AG Brown’s Office celebrates historic milestone in Hanford nuclear cleanup

Published Date: Oct 17, 2025

It’s just glass, but its production changes everything for nuclear waste cleanup in Washington state. After decades of work by governors, lawmakers, attorneys general, and the Tri-Cities community to hold the federal government accountable, the U.S. Department of Energy is now converting radioactive waste left at the Hanford nuclear reservation into a stabilized substance that will no longer threaten the health of residents or Washington’s natural resources. Through court actions and negotiations, the Attorney General’s Office over the decades has played a central role in keeping the U.S. Department of Energy accountable for its obligation to cleanup Hanford. The waste treatment that began last week came 16 years after its original starting deadline, and the state might still have been waiting if not for generations of state elected leaders in Olympia and in Congress insisting on seeing the job done.

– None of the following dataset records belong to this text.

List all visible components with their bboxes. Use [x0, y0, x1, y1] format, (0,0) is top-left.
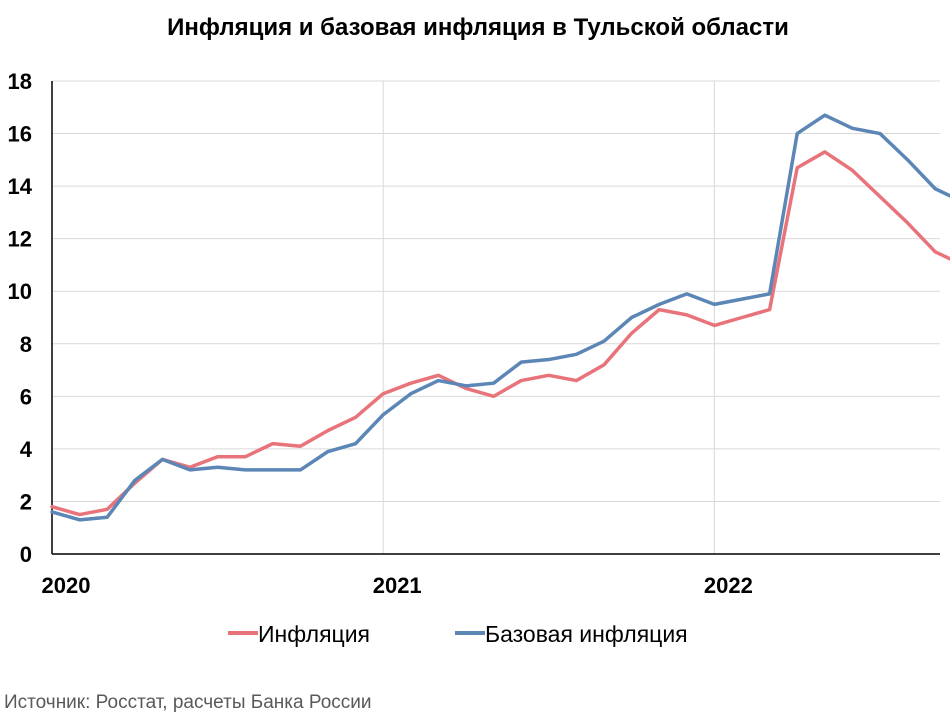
y-tick-label: 2 [20, 489, 32, 514]
chart-title: Инфляция и базовая инфляция в Тульской о… [167, 14, 789, 41]
x-tick-label: 2020 [42, 573, 91, 598]
legend-label-inflation: Инфляция [258, 621, 370, 647]
x-tick-label: 2021 [373, 573, 422, 598]
y-tick-label: 6 [20, 384, 32, 409]
series-lines [50, 113, 950, 522]
y-tick-label: 12 [8, 227, 32, 252]
gridlines [52, 80, 940, 554]
y-tick-label: 4 [20, 437, 33, 462]
series-line-core-inflation [50, 113, 950, 522]
y-tick-label: 14 [8, 174, 33, 199]
x-tick-label: 2022 [704, 573, 753, 598]
y-tick-label: 0 [20, 542, 32, 567]
y-tick-label: 8 [20, 332, 32, 357]
y-tick-label: 18 [8, 69, 32, 94]
legend: Инфляция Базовая инфляция [228, 621, 688, 647]
y-tick-label: 16 [8, 122, 32, 147]
x-axis: 2020202120222023 [42, 81, 940, 598]
source-note: Источник: Росстат, расчеты Банка России [4, 692, 372, 713]
series-line-inflation [50, 150, 950, 517]
y-tick-label: 10 [8, 279, 32, 304]
y-axis-ticks: 0 2 4 6 8 10 12 14 16 18 [8, 69, 33, 567]
legend-label-core-inflation: Базовая инфляция [485, 621, 688, 647]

“This moment would not have been possible without many leaders in Washington state history, both Democrat and Republican, working to ensure the federal government honored its obligations to the people of Washington,” said Attorney General Nick Brown. “Even weeks before vitrification began, we were still fighting to make sure the federal government proceeded with this process. This milestone begins a new era for the Tri-Cities and Washington state as a whole.”